Стас схватил флакон так жадно, будто это была последняя соломинка на пути к спасению. Слышно было, как он возится с крышкой.
— Оригинал документа — это хорошо, — сказал Тяпкин, подходя ближе. Его голос стал заговорщическим. — Но у меня еще копия бумажная есть и еще немного анализов… проба из железы мутанта.
Я повернулся к нему всем телом. Тяпкин из тех людей, кто держит козырь в рукаве, но сейчас в его глазах плескалась настоящая тревога.

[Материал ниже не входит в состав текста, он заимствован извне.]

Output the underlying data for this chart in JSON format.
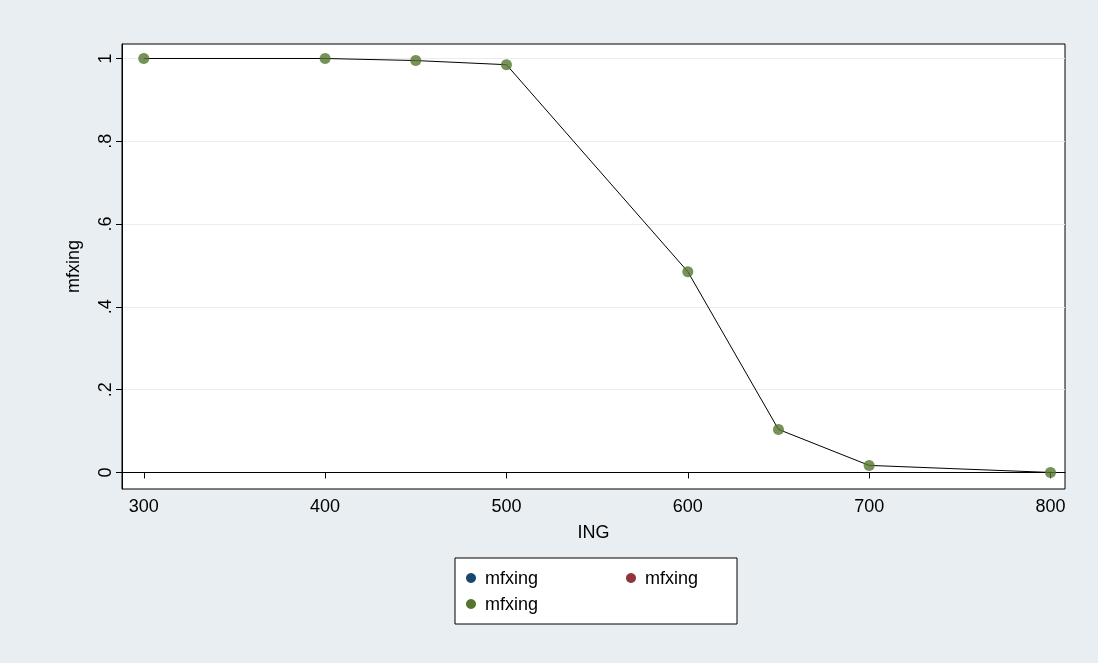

— Главное — достать оригинал с магической печатью алхимика, — продолжал он, теребя папку под мышкой. — Без нее следствию крышка. А проба у нас есть еще… это хоть что-то.
Но вдруг из кабинки донесся звук — нечто среднее между бульканьем и треском.
— Стас, ты там живой? — я постучал по кабинке. — Или это документ застрял где-то на полпути?
Тишина… А потом низкое, звериное рычание.
— Стас?
Но в следующую секунду дверь кабинки вылетела с такой силой, что меня впечатало в стену. Я проморгался, пытаясь понять, что передо мной за чудовище. Это не Стас — это будто пародия на него, его изуродованный двойник из кошмаров. Кожа — ядовито-розовая, словно кто-то вылил на него ведро марганцовки. Одежда болтается на плечах лохмотьями. Тело раздулось раза в полтора — мускулы бугрятся, жилы выпирают, как корни старого дуба. Пол под ногами ходит ходуном.
— Твою мать, что за розовый Халк! — сипит Тяпкин и роняет на кафель свою папку и бумаги разлетаются по полу, как белые голуби.
— Похоже, у него в животе взорвался тот самый пакет с пробой мутанта… Вот и результат, — говорю я. — Вот это поел, называется, веган шаурмы с мясом… — выдыхаю я сквозь смех. — Башню ему сейчас снесет конкретно… Все на выход!
Глава 17
Я пулей вылетел из туалета, а за мной Тяпкин и Кузьма, как два спринтера на старте, только вместо ста метров — целая жизнь на кону. Позади же взревело так, что стекла в павильоне заправки затряслись, словно на них кто-то сыграл симфонию ярости.